The first year following diagnosis: coping with blackouts and begging her to eat because she stopped eating, thinking she’d get fat from being immobile. Dealing with her continence issues, including stopping a London – Edinburgh train at Doncaster so I could take MW to the disabled toilet and change her clothes, as there was no disabled toilet on the train and she’d had hot coffee spilt on her. Her gradual loss of mobility: lifting her in and out of cars, on and off beds, chairs, etc. Feeding her for the first time: an unsaid but mutually acknowledged sense of a loss of dignity.

There have been good times post-MS. My 40th birthday year. The year we went on holiday to Europe. We met friends and had fun gadding about the continent’s fashion capitals. Getting giddy because we were ushered past the velvet rope in the Louvre to get that bit closer to the Mona Lisa (one of the few advantages of being a wheelchair user). Having a private tour guide to show us around the Vatican and Sistine Chapel. Shopping together in Milan and the hotel’s delicious chicken sandwiches. My eyes get a little more misty each time I look at the photos. Of how things were.

One. The first. Today was the first day I told someone official that I can’t cope any more: I can’t keep going to the well of strength because it’s almost dry. MW is in hospital after her swallow became compromised. I couldn’t tell if fluids were going down properly or not. There was no evident deliberate swallow. She’s due to have a PEG tube fitted and that operation has been brought forward. The risks involved are scary: more so given MW’s progression.

This hospital admission has been the most upsetting because she seems so weak now. I think I’ve cried every day bar one. Tonight was rough. Her breathing rate was a real cause for concern as it had got so low. Every conversation seems to have that sombre tone – do you want us to resuscitate in the event of…?; do you want us to ring you during the night if her breathing rate falls below…? I can’t even bring myself to type the words.

Those of you who know me already know that I lost my Dad to cancer two months before MW and I were married and five months before her symptoms began. What you may not know is what happened when he died. I was all set to go across from where we lived to my parents because the Macmillan nurse had said things were getting towards the end and I’d said I wanted to be there. I’d also started with panic and anxiety symptoms and had a doctor’s appointment that same day. I’d travel across the next morning.

You’re probably way ahead of me already. I did travel across the following morning, thanks to a lift from a friend of my Dad’s (now no longer with us. Brian was one of the kindest, most selfless men I’ve ever had the privilege of knowing). A journey of 110 miles, give or take a mile or six. Twelve miles from their home, my mobile rang. He’d gone. I’d not seen him at the end. I got to their house to see his body lying in a hospital bed in their front room. Shock, sweet tea, grief.

Looking back, I preferred it happen that way. I couldn’t watch him take his final breath and go. I know I will have to be there when MW takes hers, whenever that will be. I know she needs the comfort. I know she needs the reassurance and love that we – her family and I – will provide. I’m just not ready for this to happen now. This deterioration just seems so sudden. There seems to have been no time at all between listening to her giggle with her Mum and a carer and seeing her in hospital, reduced to being made up of hourly observations, fluid balance chart, IV fluid intake rate…
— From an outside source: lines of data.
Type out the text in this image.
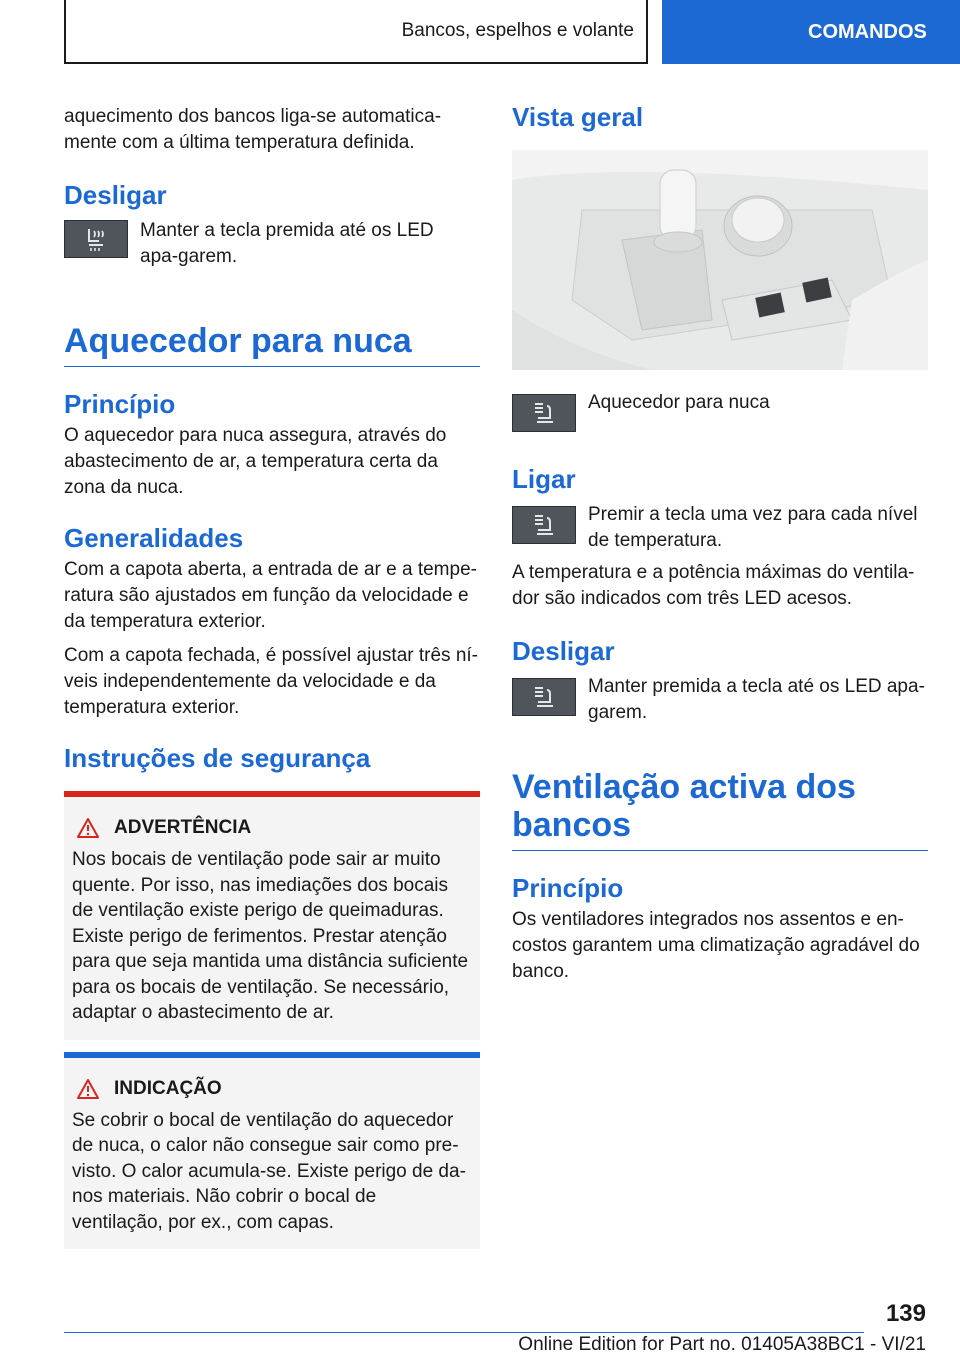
Bancos, espelhos e volante	COMANDOS

aquecimento dos bancos liga-se automatica-mente com a última temperatura definida.

Desligar

Manter a tecla premida até os LED apa-garem.

Aquecedor para nuca
Princípio

O aquecedor para nuca assegura, através do abastecimento de ar, a temperatura certa da zona da nuca.

Generalidades

Com a capota aberta, a entrada de ar e a tempe-ratura são ajustados em função da velocidade e da temperatura exterior.

Com a capota fechada, é possível ajustar três ní-veis independentemente da velocidade e da temperatura exterior.

Instruções de segurança
ADVERTÊNCIA

Nos bocais de ventilação pode sair ar muito quente. Por isso, nas imediações dos bocais de ventilação existe perigo de queimaduras. Existe perigo de ferimentos. Prestar atenção para que seja mantida uma distância suficiente para os bocais de ventilação. Se necessário, adaptar o abastecimento de ar.

INDICAÇÃO

Se cobrir o bocal de ventilação do aquecedor de nuca, o calor não consegue sair como pre-visto. O calor acumula-se. Existe perigo de da-nos materiais. Não cobrir o bocal de ventilação, por ex., com capas.

Vista geral

Aquecedor para nuca

Ligar

Premir a tecla uma vez para cada nível de temperatura.

A temperatura e a potência máximas do ventila-dor são indicados com três LED acesos.

Desligar

Manter premida a tecla até os LED apa-garem.

Ventilação activa dos bancos
Princípio

Os ventiladores integrados nos assentos e en-costos garantem uma climatização agradável do banco.

139
Online Edition for Part no. 01405A38BC1 - VI/21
This pretty much all boils down to me saying that it’s not fair. She doesn’t deserve this. Why her? Why does this thing keep making her worse? Why is it going to take her from me? Screaming won’t change anything, I know that. I’m scared. I’m struggling. People keep telling me that if I wasn’t this way, I’d not be human. It means I care. That being with her despite this also means I have strength. Somewhere, I know this – I just wish that strength didn’t hurt so much.

Responsibility

Healthcare worker/careworker/social worker/anybody: “What do you want us to do re: YW?”

What do I want you to do?  HOW THE FUCK DO I KNOW WHAT TO DO?!?!  This is what I’m looking at you for.  A bit of guidance, share some of the load.  Not bounce the issue back to me.

I’m tired of all the responsibility.